Właścicielu działki jestem z Tobą!!! Nie może być tak że jakiś urzędas narysuje sobie kreske przez czyjaś własność. Skoro teren jest tak wyjątkowy, co potwierdzam, to niech gmina wynajmie kawałek działki za wyjątkowa opłatą. Śpiewka, że wtedy zleca się inni świadczy tylko o małości pewnych osób.
nie widzę w tym żadnego
nie widzę w tym żadnego problemu , jest właśiciel i to on decyduje o swojej własności , a nie urzędasy
A moim zdaniem, gdyby ten
A moim zdaniem, gdyby ten konkretny teren, był własnością kaczyńkiego, przyłębskiej lubo macierewicza. To na tym terenie działy by się dziwaniewidy. Cały teren byłby ogrodzony drutem kolczastym i co 50 metrów stałby policmajster z odnespieczonym kałasznikowem, a zabudowa nie była by z lichego garażu czy turystycznego domku, a z IMPREZOWNI z obszernym BASENEM!!!. Taka jest prawda. Każdy tu wiesza psy na tej rodzinie, ponieważ jej zazdrości walki o swoje, jednak inaczej było by gdyby to oni byli właścicielami. I NIE JESTEM ZWIĄZANY Z TĄ RODZINĄ !!! MIESZKAM NA ŚLĄSKU I MAM W POWAŻANIU górali i ich terytorialnych problemów. Niemniej jak wyżej już napisałem.
Z wykupem mojej działki pod
Z wykupem mojej działki pod S5 wojewoda z pisu szybko sobie poradził to i tu sobie poradzą. Szybki projekt, pt. rozbudowa ulicy nadbrzeżnej z parkingiem na końcu przy lesie, ZRiD i po problemie.
Ja akurat znam w/w
Ja akurat znam w/w Kalkowskich od wielu lat. Pana Janusza też znałam.

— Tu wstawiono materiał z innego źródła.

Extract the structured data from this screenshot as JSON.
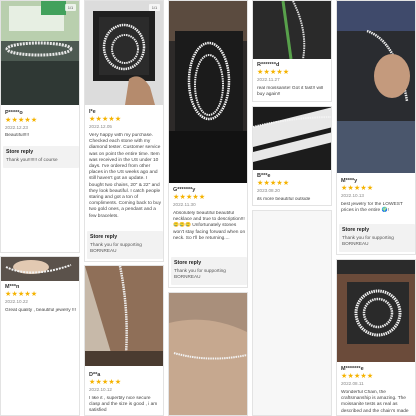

To bardzo pomocni, otwarci i ugodowi ludzie. Dlatego nie dziwi mnie, że przez tak długi czas pozwalali korzystać obcym ludziom z tej ścieżki, mimo że przebiega przez ich teren, bo oni po prostu tacy są – że nie mieli z tym problemu ale nie dziwi mnie to, że w końcu powiedzieli BASTA gdy pojawił się problem z budową. Popieram całkowicie ich decyzję.